Why so vague? It all gets back to defining terms and in asking what does it mean to ask ‘does NASA have a chance?’ The key term to define is ‘a chance’ and as Milton Friedman and others have noted, government endeavors, agencies, and bureaucracies themselves have a tendency to not go away. When they fail, their budgets often grow. But it won’t be that way for NASA for some time. Is NASA now on a form of life support? It might be pretty close…
If having ‘a chance’ means NASA will continue to exist for a very long time, that’s a slam dunk. If having ‘a chance’ means meaningfully contributing to space exploration and furthering scientific understanding, that’s a definite maybe, based in large part to the inability of NASA (and government in general) to bring in projects on time, on budget, and on performance.
But if having ‘a chance’ means definitively advancing the space industrial base, using space to advance the human condition here on earth, or doing things cheaper, faster, or better than “new space,” absolutely not. Why? NASA (and again, government in general) does not respond well to market forces and needs, small businesses, job creators, and investors. It isn’t the big that eat the small, it’s the fast that eat the slow. And the only way to keep the slow from being eaten is to give them preferential treatment.
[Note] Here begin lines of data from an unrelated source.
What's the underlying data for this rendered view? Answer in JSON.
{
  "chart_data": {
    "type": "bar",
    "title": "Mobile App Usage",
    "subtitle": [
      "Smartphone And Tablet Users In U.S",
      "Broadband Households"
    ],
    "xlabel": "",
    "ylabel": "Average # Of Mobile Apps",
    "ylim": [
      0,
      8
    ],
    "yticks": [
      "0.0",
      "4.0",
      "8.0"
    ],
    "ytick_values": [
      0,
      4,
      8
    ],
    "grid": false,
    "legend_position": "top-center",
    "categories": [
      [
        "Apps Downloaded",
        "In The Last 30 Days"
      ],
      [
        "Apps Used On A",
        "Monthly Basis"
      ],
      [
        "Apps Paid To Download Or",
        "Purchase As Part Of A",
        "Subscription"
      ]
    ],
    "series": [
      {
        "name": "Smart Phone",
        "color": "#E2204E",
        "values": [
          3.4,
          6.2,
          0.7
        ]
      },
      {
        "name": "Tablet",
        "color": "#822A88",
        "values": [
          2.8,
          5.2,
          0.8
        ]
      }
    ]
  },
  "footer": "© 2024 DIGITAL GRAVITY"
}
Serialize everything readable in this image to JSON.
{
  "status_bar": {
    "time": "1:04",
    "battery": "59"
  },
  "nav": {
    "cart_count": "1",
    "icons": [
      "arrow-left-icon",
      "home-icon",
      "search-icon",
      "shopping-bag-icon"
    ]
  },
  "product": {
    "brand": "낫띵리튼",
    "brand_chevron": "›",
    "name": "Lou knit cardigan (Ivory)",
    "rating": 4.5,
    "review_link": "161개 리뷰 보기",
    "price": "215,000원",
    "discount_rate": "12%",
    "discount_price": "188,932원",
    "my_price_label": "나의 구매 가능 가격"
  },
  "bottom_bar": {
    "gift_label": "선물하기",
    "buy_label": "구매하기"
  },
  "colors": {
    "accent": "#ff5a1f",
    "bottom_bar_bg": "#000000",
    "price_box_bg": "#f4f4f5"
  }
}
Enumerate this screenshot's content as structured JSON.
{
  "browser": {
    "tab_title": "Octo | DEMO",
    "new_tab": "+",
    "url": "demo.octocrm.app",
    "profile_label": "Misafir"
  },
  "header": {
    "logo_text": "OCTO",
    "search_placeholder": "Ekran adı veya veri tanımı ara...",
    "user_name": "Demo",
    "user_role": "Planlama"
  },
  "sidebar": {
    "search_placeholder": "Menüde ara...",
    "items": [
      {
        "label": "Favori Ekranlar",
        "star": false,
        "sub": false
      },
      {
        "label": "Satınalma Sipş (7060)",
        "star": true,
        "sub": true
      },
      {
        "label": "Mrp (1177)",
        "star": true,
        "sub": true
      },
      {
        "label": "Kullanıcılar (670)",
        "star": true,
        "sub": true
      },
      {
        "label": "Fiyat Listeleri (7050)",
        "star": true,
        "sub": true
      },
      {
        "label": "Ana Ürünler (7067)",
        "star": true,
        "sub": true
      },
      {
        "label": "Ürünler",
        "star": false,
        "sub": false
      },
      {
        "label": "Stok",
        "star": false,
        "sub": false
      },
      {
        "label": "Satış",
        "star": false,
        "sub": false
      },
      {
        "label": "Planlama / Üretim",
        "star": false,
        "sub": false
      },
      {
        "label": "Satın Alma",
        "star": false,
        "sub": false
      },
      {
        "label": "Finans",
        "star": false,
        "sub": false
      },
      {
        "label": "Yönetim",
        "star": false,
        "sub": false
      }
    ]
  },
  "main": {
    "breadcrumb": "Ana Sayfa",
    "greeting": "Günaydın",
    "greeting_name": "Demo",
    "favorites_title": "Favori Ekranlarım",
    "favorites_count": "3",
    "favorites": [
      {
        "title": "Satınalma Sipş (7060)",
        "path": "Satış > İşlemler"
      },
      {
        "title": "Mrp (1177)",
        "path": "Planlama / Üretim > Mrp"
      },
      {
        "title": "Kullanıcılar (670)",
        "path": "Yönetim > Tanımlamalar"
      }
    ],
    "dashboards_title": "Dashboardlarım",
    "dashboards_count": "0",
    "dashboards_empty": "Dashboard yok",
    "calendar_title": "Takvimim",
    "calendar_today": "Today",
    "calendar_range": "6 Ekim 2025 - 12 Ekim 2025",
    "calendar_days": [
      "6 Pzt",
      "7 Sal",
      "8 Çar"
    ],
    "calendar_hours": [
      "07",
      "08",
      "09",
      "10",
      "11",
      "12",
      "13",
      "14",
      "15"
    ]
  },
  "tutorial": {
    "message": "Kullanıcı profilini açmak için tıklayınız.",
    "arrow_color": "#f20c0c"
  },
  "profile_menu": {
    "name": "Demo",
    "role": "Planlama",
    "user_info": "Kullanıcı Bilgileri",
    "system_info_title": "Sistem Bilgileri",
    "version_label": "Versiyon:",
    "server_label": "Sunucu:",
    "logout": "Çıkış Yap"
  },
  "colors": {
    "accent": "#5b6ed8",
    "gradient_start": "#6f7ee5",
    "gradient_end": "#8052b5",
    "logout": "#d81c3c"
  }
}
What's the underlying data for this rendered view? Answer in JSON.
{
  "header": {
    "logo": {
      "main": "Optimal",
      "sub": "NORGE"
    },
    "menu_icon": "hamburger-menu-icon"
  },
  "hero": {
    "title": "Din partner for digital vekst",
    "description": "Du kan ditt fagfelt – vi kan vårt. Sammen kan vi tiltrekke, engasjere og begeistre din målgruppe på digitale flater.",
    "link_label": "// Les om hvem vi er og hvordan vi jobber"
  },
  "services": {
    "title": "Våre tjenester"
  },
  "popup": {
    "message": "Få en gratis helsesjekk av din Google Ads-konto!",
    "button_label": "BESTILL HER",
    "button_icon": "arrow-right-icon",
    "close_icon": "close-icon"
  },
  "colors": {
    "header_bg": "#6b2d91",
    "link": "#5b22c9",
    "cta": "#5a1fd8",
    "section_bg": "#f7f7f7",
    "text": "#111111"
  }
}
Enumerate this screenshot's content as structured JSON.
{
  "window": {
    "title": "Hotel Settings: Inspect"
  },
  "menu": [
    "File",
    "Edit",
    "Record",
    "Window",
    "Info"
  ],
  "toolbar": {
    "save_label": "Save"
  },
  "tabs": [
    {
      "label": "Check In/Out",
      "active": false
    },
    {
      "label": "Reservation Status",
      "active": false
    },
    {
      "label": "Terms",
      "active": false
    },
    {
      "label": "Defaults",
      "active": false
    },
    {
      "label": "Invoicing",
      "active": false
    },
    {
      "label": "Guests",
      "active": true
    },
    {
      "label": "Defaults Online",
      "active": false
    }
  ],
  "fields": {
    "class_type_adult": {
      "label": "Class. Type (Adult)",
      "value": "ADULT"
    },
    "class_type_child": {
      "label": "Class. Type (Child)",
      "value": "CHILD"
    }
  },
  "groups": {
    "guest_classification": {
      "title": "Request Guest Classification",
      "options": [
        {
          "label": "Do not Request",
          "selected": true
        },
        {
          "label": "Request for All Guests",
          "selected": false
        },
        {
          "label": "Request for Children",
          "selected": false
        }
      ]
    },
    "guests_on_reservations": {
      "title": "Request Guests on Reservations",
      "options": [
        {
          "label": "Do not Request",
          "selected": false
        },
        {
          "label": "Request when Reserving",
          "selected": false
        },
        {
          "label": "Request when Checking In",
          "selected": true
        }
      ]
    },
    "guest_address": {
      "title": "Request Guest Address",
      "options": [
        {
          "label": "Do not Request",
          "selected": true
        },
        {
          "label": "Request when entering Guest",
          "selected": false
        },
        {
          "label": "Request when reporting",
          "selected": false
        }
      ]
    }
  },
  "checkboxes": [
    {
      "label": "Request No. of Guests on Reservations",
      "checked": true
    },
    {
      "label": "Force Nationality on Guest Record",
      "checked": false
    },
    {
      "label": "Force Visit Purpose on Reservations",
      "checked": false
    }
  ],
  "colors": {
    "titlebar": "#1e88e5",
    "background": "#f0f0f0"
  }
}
It seems, given the NASA Administrator’s recent piece in the Orlando Sentinel and the Deputy Administrator’s recent comments, that they have a near-complete awareness of NASA’s challenges and that a ‘more of the same’ future is destined to lead to diminishing returns and in time, a funding crisis. And these things will conspire to keep any risk-adjusted benefit from accruing to the United States.
Such a NASA future isn’t destiny, but it is a trend.